По лицу Хаима пробежала тень.
– Несложно перевести эту книгу на разные языки и заменить ею кораны и талмуды.
– Не может быть!
– А еще проще – заменить народы…
Мария вздрогнула: будто в подтверждение его слов в капелле Мариенкирхе без всякого вступления грянул тревожный хорал.
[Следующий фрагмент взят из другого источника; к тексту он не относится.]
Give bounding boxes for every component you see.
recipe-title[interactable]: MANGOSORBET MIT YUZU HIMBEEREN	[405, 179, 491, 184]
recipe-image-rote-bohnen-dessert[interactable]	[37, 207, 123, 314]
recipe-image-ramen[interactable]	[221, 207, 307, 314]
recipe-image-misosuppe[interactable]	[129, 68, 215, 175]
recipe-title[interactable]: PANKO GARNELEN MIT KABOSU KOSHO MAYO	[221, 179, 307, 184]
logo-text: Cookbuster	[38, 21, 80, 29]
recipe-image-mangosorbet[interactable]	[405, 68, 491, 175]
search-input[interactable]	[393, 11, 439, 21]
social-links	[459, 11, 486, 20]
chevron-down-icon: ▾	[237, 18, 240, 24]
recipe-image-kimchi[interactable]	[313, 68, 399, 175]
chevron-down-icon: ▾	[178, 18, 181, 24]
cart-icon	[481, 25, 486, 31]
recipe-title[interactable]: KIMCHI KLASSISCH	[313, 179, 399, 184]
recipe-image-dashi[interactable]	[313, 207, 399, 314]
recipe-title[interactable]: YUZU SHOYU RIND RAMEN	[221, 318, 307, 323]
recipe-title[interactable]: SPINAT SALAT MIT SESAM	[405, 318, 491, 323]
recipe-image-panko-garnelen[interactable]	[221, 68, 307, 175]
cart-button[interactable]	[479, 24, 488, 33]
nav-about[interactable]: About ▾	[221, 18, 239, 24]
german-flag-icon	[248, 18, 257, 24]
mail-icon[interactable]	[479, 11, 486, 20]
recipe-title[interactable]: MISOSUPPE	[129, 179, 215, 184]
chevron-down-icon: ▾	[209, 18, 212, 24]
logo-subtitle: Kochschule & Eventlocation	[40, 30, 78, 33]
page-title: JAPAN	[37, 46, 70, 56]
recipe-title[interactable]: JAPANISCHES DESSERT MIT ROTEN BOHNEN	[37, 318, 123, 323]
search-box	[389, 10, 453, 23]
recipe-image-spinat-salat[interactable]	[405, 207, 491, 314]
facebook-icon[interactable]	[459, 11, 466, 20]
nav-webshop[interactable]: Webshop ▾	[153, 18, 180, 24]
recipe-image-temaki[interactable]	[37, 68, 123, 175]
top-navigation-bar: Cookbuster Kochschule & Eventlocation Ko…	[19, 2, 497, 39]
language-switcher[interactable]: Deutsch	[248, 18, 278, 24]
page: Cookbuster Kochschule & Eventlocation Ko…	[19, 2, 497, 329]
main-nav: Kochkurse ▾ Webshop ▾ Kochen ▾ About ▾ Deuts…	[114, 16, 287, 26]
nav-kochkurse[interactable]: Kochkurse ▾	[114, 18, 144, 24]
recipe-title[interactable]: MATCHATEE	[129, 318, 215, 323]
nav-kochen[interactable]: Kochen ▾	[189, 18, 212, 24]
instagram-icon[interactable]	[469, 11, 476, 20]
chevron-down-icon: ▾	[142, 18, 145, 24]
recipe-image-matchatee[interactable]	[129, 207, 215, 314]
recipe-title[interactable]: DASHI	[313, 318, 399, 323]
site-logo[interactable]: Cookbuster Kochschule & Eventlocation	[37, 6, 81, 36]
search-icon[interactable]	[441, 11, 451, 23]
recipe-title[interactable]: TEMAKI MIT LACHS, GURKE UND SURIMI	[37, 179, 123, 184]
Мощные звуки отдались благовестом по всему поднебесью – колокола храмов откликались один за другим.
– Встреча с мистером Дженкинсом! – прокричал Хаим сквозь гулкий перезвон. – Мы опаздываем!
Они побежали.
– Прошу прощения за мой нечаянный спич, – покаянно и торопливо обронил Хаим позже, на подходе к намеченному ресторанчику в Травемюнде. – Я, кажется, вас напугал.
Он остановился и снова заговорил взволнованно, сумбурно, с напряженными паузами, словно пытаясь отыскать более точные слова и не находя их.
– Видите ли, я… проснулся совсем недавно… То есть, не от сна, – от той жизни, которую вел до сих пор… Вероятно, поэтому воспринимаю окружающее так остро. На самом деле я мало думаю о политике. Политика меня возмущает – и всё… иногда. Потому что стремится вторгнуться в мой теперешний мир. Лезет в него холодными щупальцами, ищет, как бы ужалить… вспрыснуть свой яд. Мой сон был вызван действием политики. Но я нашел противоядие и освободился. – В глазах Хаима появилось какое-то странное выражение. – Отец любит повторять: «Нам говорят: «Согнись и выйди», а мы не сгибаемся, хотя всегда держим ноги носками к двери». Мне кажется, что вот теперь я выхожу в высокую дверь, туда, где светло. Никто не заставит меня согнуться и выйти в низкую. Почему я должен сгибаться, если ни в чем не виноват? Я сжег собственные корабли, не чужие… так перед кем мне чувствовать себя infra dig?[21] – Он коротко махнул ладонью: – Не знаю, как объяснить!
Мария тоже не знала, что ответить, и надо ли отвечать, она понимала его душой, но слов не находила. И в его словах чувствовалась недоговоренность, неясность, ее удивило сравнение пробуждения ото сна с выходом в двери зала суда в любекской ратуше. Что он имеет в виду?
Она спросила:
– Вы проснулись, вышли в высокую дверь – и что? Чего вы теперь хотите?
Он вздохнул с облегчением, будто ждал такого вопроса.
– Быть человеком. Сказано громко, но это так. Просто – человеком, без унижения и страха. Равновесие во мне – мир вокруг. Лучше не скажешь!
– Девиз свободы… Жаль, что у Любека ее отняли.